Work on the PhD thesis started in May 2021. As part of the research project Non-state law of the economy, it builds on the latter’s digital database of primary source materials relating to work regulations. The thesis seeks to explore the range and diversity of norms involved in the development of corporate social policies and to understand internal processes and regulations. In contrast to existing studies, which often focus on individual companies, mostly market leaders, the project takes a broader approach, comparing a number of ‘second-tier’ companies – mainly medium-sized enterprises, but also some lesser-known larger ones – from different German industrial regions (analogous to the regional structure of the main project). It is expected that the companies in this previously understudied part of the metal industry were nevertheless big enough for a certain amount of social expenditure for the workforce to be undertaken.

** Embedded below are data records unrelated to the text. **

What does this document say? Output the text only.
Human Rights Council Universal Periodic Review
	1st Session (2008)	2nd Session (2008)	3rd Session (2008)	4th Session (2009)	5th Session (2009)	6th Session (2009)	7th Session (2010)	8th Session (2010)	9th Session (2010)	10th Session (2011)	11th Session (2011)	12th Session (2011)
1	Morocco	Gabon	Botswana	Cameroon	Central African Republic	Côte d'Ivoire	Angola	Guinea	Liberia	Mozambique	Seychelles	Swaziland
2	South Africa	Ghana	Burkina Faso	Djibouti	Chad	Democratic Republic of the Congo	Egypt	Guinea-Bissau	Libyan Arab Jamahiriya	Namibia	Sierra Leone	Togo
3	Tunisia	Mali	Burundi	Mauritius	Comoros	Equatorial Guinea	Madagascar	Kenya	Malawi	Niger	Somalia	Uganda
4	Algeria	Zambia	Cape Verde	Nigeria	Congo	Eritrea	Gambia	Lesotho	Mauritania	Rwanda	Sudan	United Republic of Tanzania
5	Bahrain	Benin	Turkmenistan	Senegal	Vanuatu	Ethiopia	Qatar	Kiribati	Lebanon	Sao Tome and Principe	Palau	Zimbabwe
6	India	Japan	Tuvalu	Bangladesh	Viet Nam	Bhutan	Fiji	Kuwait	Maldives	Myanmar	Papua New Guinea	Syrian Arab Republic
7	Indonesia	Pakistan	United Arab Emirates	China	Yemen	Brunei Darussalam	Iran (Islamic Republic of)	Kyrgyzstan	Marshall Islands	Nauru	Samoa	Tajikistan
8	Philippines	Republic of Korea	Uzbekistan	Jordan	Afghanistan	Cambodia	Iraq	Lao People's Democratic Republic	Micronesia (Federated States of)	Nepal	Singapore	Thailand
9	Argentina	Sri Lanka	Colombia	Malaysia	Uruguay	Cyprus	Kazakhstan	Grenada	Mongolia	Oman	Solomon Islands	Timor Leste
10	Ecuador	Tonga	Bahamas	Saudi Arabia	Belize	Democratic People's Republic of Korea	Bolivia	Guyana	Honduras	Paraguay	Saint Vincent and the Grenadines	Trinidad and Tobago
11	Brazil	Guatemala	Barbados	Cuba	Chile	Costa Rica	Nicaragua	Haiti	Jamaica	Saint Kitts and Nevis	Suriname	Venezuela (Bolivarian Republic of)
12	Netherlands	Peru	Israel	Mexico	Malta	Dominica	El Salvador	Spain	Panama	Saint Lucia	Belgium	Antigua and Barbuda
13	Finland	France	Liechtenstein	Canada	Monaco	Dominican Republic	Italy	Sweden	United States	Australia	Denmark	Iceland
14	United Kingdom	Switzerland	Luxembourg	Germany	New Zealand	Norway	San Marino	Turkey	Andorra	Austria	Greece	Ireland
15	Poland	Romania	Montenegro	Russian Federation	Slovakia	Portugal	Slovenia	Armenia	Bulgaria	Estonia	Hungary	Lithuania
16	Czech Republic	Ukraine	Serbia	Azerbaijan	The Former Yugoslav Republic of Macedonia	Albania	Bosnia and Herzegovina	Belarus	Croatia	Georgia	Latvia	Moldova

What actors participated in the processes of developing the social policies of enterprises? What conditions, requirements and needs shaped the social regulations in the mid-market sector, and to what extent were they based on state specifications or on the companies’ own specific interests and characteristics? What similarities and differences can be identified when comparing the social policies of mid-market enterprises with those of larger, top-level companies? Did the social policies of the market leaders influence those of smaller enterprises? Also part of the dissertation project is the exploration of possible differences between the corporate social policies of companies in different regions or with different business models, and the influence of a company’s location in an urban or rural context or in a particularly industrialised region. The great number of digitised sources in the above-mentioned database should help answer these questions. The period of investigation – from the German Empire to the Weimar Republic – makes it possible to identify both normative continuities and ruptures in the corporate social policies of the metal industry.